8 mai 1993, Karaganda au nord du Kazakhstan. Le ciel est pur, la terre est grise. La steppe à perte de vue. Cinq hommes et deux femmes figés devant un tas de pierres que surmonte une stèle grossière. L’ambassadeur oublié d’une France lointaine nous a entraînés dans l’aridité du souvenir de l’horreur. Ici dans les ruines d’un goulag soviétique reposent les restes d’une centaine de français. «C’étaient des nazis ! » ont protesté hier les anciens combattants de l’armée rouge que nous avons rencontrés. « Ils étaient des Malgré-nous a plaidé l’ambassadeur, la plupart étaient des pauvres gosses, l’un d’entre eux était peut-être un authentique résistant ? Il mérite le salut de la France. » Les vétérans n’ont pas fléchi, un traitre est un traitre, l’Asie centrale n’est pas l’Alsace-Lorraine. Il faut dire que la province de Karaganda et Semipalatinsk est un concentré d’injustices. Pendant soixante ans, sur cette terre interdite aux étrangers, des humanoïdes ont extrait le fer des mines. Lorsque le filon était épuisé, les militaires y faisaient exploser une bombe. Plus de quatre cents expérimentations nucléaires ! Une région entière irradiée, des cancers méticuleusement répertoriés, un laboratoire in vitro à ciel ouvert grand comme la Corse. Alors, dans ces conditions, la repentance tardive de la France pour une poignée de bagnards...

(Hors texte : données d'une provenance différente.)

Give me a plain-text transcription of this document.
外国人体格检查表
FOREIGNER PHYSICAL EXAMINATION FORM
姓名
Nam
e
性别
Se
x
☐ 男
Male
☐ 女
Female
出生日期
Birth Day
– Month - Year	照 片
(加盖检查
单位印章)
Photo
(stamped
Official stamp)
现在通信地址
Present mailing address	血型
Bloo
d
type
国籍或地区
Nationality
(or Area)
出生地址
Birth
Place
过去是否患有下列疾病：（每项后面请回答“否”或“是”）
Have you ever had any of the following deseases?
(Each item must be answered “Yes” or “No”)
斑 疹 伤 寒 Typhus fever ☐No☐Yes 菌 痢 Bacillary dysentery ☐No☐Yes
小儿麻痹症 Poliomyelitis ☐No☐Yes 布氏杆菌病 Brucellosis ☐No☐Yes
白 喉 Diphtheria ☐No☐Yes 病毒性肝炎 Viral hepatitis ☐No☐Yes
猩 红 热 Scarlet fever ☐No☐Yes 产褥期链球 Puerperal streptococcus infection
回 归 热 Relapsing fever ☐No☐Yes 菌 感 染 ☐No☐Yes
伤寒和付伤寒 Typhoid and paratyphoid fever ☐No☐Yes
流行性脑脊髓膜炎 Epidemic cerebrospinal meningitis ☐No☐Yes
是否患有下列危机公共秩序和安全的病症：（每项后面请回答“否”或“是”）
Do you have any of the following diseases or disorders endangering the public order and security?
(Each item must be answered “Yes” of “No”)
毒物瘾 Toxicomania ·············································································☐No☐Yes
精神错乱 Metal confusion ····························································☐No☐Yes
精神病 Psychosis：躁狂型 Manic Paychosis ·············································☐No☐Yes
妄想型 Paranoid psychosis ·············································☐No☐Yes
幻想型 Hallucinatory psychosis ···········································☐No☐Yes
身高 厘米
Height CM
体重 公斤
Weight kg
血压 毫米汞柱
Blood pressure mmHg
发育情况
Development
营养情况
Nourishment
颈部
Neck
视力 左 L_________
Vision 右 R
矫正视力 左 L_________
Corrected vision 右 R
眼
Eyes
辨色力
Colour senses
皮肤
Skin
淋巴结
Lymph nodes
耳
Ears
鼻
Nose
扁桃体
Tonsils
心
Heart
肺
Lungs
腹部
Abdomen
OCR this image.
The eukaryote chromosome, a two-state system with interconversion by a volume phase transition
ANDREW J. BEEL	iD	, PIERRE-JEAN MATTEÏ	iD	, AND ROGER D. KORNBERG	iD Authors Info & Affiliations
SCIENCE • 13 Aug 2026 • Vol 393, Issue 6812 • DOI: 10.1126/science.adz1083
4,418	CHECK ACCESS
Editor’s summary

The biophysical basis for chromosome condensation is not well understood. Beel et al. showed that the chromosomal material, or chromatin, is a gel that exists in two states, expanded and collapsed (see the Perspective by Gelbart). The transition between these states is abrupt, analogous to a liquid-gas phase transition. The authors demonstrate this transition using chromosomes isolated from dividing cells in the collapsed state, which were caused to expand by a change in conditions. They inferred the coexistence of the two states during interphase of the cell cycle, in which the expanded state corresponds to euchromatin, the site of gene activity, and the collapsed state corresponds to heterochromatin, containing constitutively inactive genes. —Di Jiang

Soudain, surgis de nulle part, des soldats russes nous entourent mettant fin à la commémoration.
Ils nous invitent à boire un verre dans leur caserne toute proche. Les sourires sont engageants. Des françouski, ils n’en reviennent pas ! On forme cortège, blindé russe à l’avant, voiture fanion tricolore suivant. On traverse un champ de chars soigneusement rangés tête-bêche, on compte les travées, il y en a plusieurs centaines pas mal rouillés. Déjà dans le cantonnement des officiers, les femmes s’affairent, elles dressent des planches sur des tréteaux, lancent des nappes blanches, toutes les réserves de friandises sont amassées en un tour de main. La vodka est servie ! Une jeune fille apporte un accordéon. Un diplomate retrouve son livret de chansons, et jusqu’au soir les ritournelles russes et françaises s’enchaîneront. On raconte notre histoire de Malgré-nous, on explique, on nous embrasse, on se sépare avec des perles dans les yeux.
Autre temps, autre lieu:
8 mai 1945, la France libérée est en liesse. L’Algérie aussi. A Sétif, les indigènes indécents veulent aussi être de la fête. N’étaient-ils pas au combat ? Devant le « Café de France » un jeune brandit le drapeau algérien. Il est abattu. A ce moment l’histoire bascule. Avant lui des milliers d’algériens étaient morts pour que vive la France, après lui des milliers d’autres algériens mourront pour que vive l’Algérie.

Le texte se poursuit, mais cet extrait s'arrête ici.